From what I’ve heard, Milton Friedman’s participation on a government commission on the volunteer military in the late 1960s was a kind of intellectual version of the play “Twelve Angry Men.” Gradually, through force of persistent argument and marshaling of evidence, he brought his fellow commission members around to the previously unthinkable view that both our national security and our broader interest would be best served by a volunteer military.
Finally (see also the link from the title), a sampler of views of Milton Friedman, from the Wall Street Journal, also indicated on Greg Mankiw's blog.
Friday, November 17, 2006
Today we lost one of the greatest economists of all times
“What your country can do for you,” Mr.

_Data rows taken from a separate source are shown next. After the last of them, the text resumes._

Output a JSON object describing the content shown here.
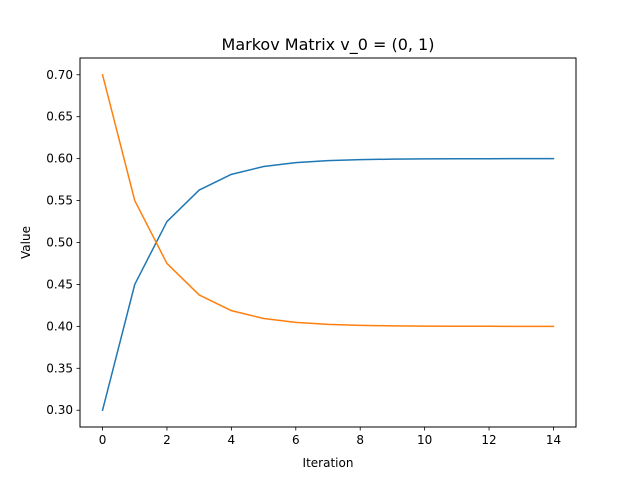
{
  "chart_data": {
    "type": "line",
    "title": "Markov Matrix v_0 = (0, 1)",
    "xlabel": "Iteration",
    "ylabel": "Value",
    "x": [
      0,
      1,
      2,
      3,
      4,
      5,
      6,
      7,
      8,
      9,
      10,
      11,
      12,
      13,
      14
    ],
    "xlim": [
      -0.7,
      14.7
    ],
    "ylim": [
      0.28,
      0.72
    ],
    "xticks": [
      0,
      2,
      4,
      6,
      8,
      10,
      12,
      14
    ],
    "yticks": [
      0.3,
      0.35,
      0.4,
      0.45,
      0.5,
      0.55,
      0.6,
      0.65,
      0.7
    ],
    "xtick_labels": [
      "0",
      "2",
      "4",
      "6",
      "8",
      "10",
      "12",
      "14"
    ],
    "ytick_labels": [
      "0.30",
      "0.35",
      "0.40",
      "0.45",
      "0.50",
      "0.55",
      "0.60",
      "0.65",
      "0.70"
    ],
    "grid": false,
    "series": [
      {
        "color": "#1f77b4",
        "values": [
          0.3,
          0.45,
          0.525,
          0.5625,
          0.58125,
          0.590625,
          0.5953,
          0.5977,
          0.5988,
          0.5994,
          0.5997,
          0.5999,
          0.5999,
          0.6,
          0.6
        ]
      },
      {
        "color": "#ff7f0e",
        "values": [
          0.7,
          0.55,
          0.475,
          0.4375,
          0.41875,
          0.409375,
          0.4047,
          0.4023,
          0.4012,
          0.4006,
          0.4003,
          0.4001,
          0.4001,
          0.4,
          0.4
        ]
      }
    ]
  }
}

Friedman said, implies that the government is the patron, the citizen the ward; and “what you can do for your country” assumes that the government is the master, the citizen the servant. Rather, he said, you should ask, “What I and my compatriots can do through government to help discharge our individual responsibilities, to achieve our several goals and purposes, and above all protect our freedom.”